Werders Sportchef Frank Baumann spricht zu den Mitgliedern.

nordphoto

Frank Baumann sah sich in den vergangenen Wochen harter Kritik ausgesetzt. Bei Werders Mitgliederversammlung am Montagabend hat der Sportchef zurückgeschlagen. Seine Äußerung, nach der es bessere Kandidaten für den Trainerposten als Florian Kohfeldt gegeben habe, sei bewusst aus dem Zusammenhang gerissen und falsch interpretiert worden. „Ich habe einen gut gemeinten Rat an die sogenannten Experten: Sie sollten sich zukünftig vielleicht etwas besser informieren, bevor sie aus der Ferne etwas bewerten“, sagte Baumann.

Für Lacher unter den 325 anwesenden Mitgliedern sorgte er mit einem Wortspiel in Richtung des TV-Kommentators Marcel Reif, der ihn im Sport1-Doppelpass besonders scharf kritisiert hatte: „Künftig vielleicht etwas reiflicher überlegen, bevor man was sagt.“ Baumann betonte zudem: „Ich werde gewisse Werte nie aufgeben und bis zum letzten Tag respektvoll mit dem Trainer umgehen und nicht hinter seinem Rücken mit anderen verhandeln. Das ist mir wichtiger als die Rückendeckung beim Stammtisch, Facebook oder im Doppelpass.“

Positiv äußerte sich Werders Sportchef über die Journalisten, die zugegen waren, als der viel beachtete Satz zu Kohfeldt fiel. Deren Berichte seien kritisch, aber sachlich gewesen. „Ein Lob an die Medienvertreter, die vor Ort waren. Es gab allerdings auch Redaktionen aus Berlin und München, die Aussagen aus dem Kontext gerissen haben. Sie sollten sich besser informieren“, betonte der Sportchef.

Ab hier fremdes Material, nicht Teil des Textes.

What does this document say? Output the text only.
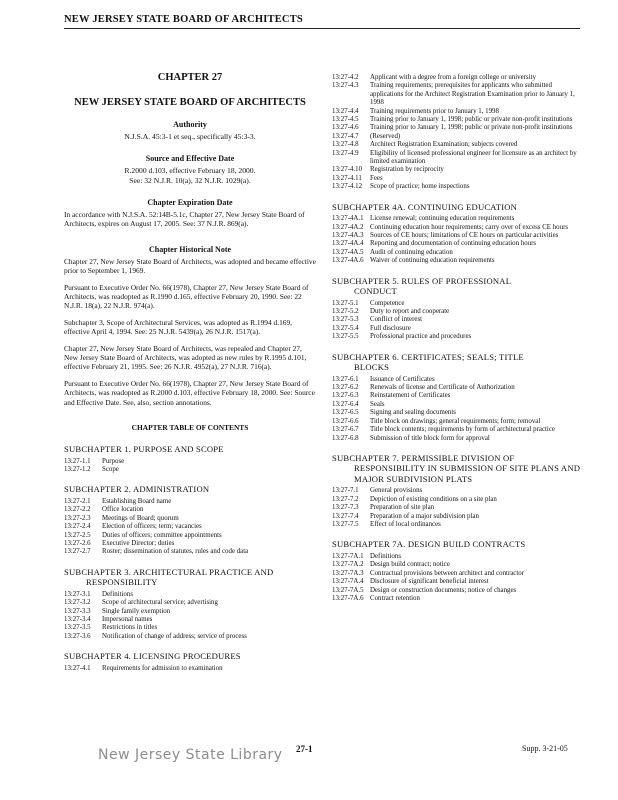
NEW JERSEY STATE BOARD OF ARCHITECTS
CHAPTER 27
NEW JERSEY STATE BOARD OF ARCHITECTS
Authority
N.J.S.A. 45:3-1 et seq., specifically 45:3-3.
Source and Effective Date
R.2000 d.103, effective February 18, 2000.
See: 32 N.J.R. 10(a), 32 N.J.R. 1029(a).
Chapter Expiration Date

In accordance with N.J.S.A. 52:14B-5.1c, Chapter 27, New Jersey State Board of Architects, expires on August 17, 2005. See: 37 N.J.R. 869(a).

Chapter Historical Note

Chapter 27, New Jersey State Board of Architects, was adopted and became effective prior to September 1, 1969.

Pursuant to Executive Order No. 66(1978), Chapter 27, New Jersey State Board of Architects, was readopted as R.1990 d.165, effective February 20, 1990. See: 22 N.J.R. 18(a), 22 N.J.R. 974(a).

Subchapter 3, Scope of Architectural Services, was adopted as R.1994 d.169, effective April 4, 1994. See: 25 N.J.R. 5439(a), 26 N.J.R. 1517(a).

Chapter 27, New Jersey State Board of Architects, was repealed and Chapter 27, New Jersey State Board of Architects, was adopted as new rules by R.1995 d.101, effective February 21, 1995. See: 26 N.J.R. 4952(a), 27 N.J.R. 716(a).

Pursuant to Executive Order No. 66(1978), Chapter 27, New Jersey State Board of Architects, was readopted as R.2000 d.103, effective February 18, 2000. See: Source and Effective Date. See, also, section annotations.

CHAPTER TABLE OF CONTENTS
SUBCHAPTER 1. PURPOSE AND SCOPE
13:27-1.1	Purpose
13:27-1.2	Scope
SUBCHAPTER 2. ADMINISTRATION
13:27-2.1	Establishing Board name
13:27-2.2	Office location
13:27-2.3	Meetings of Board; quorum
13:27-2.4	Election of officers; term; vacancies
13:27-2.5	Duties of officers; committee appointments
13:27-2.6	Executive Director; duties
13:27-2.7	Roster; dissemination of statutes, rules and code data
SUBCHAPTER 3. ARCHITECTURAL PRACTICE AND
RESPONSIBILITY
13:27-3.1	Definitions
13:27-3.2	Scope of architectural service; advertising
13:27-3.3	Single family exemption
13:27-3.4	Impersonal names
13:27-3.5	Restrictions in titles
13:27-3.6	Notification of change of address; service of process
SUBCHAPTER 4. LICENSING PROCEDURES
13:27-4.1	Requirements for admission to examination
13:27-4.2	Applicant with a degree from a foreign college or university
13:27-4.3	Training requirements; prerequisites for applicants who submitted applications for the Architect Registration Examination prior to January 1, 1998
13:27-4.4	Training requirements prior to January 1, 1998
13:27-4.5	Training prior to January 1, 1998; public or private non-profit institutions
13:27-4.6	Training prior to January 1, 1998; public or private non-profit institutions
13:27-4.7	(Reserved)
13:27-4.8	Architect Registration Examination; subjects covered
13:27-4.9	Eligibility of licensed professional engineer for licensure as an architect by limited examination
13:27-4.10	Registration by reciprocity
13:27-4.11	Fees
13:27-4.12	Scope of practice; home inspections
SUBCHAPTER 4A. CONTINUING EDUCATION
13:27-4A.1 License renewal; continuing education requirements
13:27-4A.2 Continuing education hour requirements; carry over of excess CE hours
13:27-4A.3 Sources of CE hours; limitations of CE hours on particular activities
13:27-4A.4 Reporting and documentation of continuing education hours
13:27-4A.5 Audit of continuing education
13:27-4A.6 Waiver of continuing education requirements
SUBCHAPTER 5. RULES OF PROFESSIONAL
CONDUCT
13:27-5.1	Competence
13:27-5.2	Duty to report and cooperate
13:27-5.3	Conflict of interest
13:27-5.4	Full disclosure
13:27-5.5	Professional practice and procedures
SUBCHAPTER 6. CERTIFICATES; SEALS; TITLE
BLOCKS
13:27-6.1	Issuance of Certificates
13:27-6.2	Renewals of license and Certificate of Authorization
13:27-6.3	Reinstatement of Certificates
13:27-6.4	Seals
13:27-6.5	Signing and sealing documents
13:27-6.6	Title block on drawings; general requirements; form; removal
13:27-6.7	Title block contents; requirements by form of architectural practice
13:27-6.8	Submission of title block form for approval
SUBCHAPTER 7. PERMISSIBLE DIVISION OF
RESPONSIBILITY IN SUBMISSION OF SITE PLANS AND MAJOR SUBDIVISION PLATS
13:27-7.1	General provisions
13:27-7.2	Depiction of existing conditions on a site plan
13:27-7.3	Preparation of site plan
13:27-7.4	Preparation of a major subdivision plan
13:27-7.5	Effect of local ordinances
SUBCHAPTER 7A. DESIGN BUILD CONTRACTS
13:27-7A.1 Definitions
13:27-7A.2 Design build contract; notice
13:27-7A.3 Contractual provisions between architect and contractor
13:27-7A.4 Disclosure of significant beneficial interest
13:27-7A.5 Design or construction documents; notice of changes
13:27-7A.6 Contract retention
New Jersey State Library 27-1	Supp. 3-21-05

Auf der Versammlung erhielt Baumann viel Rückendeckung. Mit großer Mehrheit stimmten die Mitglieder der Satzungsänderung zu, die ihm mehr Kompetenzen verschafft. Baumann ist nun auch für das Nachwuchsleistungszentrum zuständig, das bislang zum Aufgabenbereich von Hubertus Hess-Grunewald, dem vom Verein entsandten Geschäftsführer, gehörte.

Aus dem Aufsichtsrat gab es trotz der sportlich prekären Situation, die Baumann selbst als „sehr enttäuschend“ bezeichnete, ebenfalls volle Rückendeckung für den Sportchef. Das Gremium stehe zu 100 Prozent hinter Baumann und die Satzungsänderung sei absolut sinnvoll, erklärte Aufsichtsratsmitglied Andreas Hoetzel. „Es war überhaupt nicht strittig, dass man alles, was mit Profifußball zu tun hat, dem Direktor Sport zuteilt.“ Dass bislang der vom Verein entsandte Geschäftsführer für das Nachwuchszentrum verantwortlich war, sei „eine Lex Klaus-Dieter Fischer aus der Vergangenheit, die in der Satzung eigentlich nichts zu suchen hat,“ gewesen.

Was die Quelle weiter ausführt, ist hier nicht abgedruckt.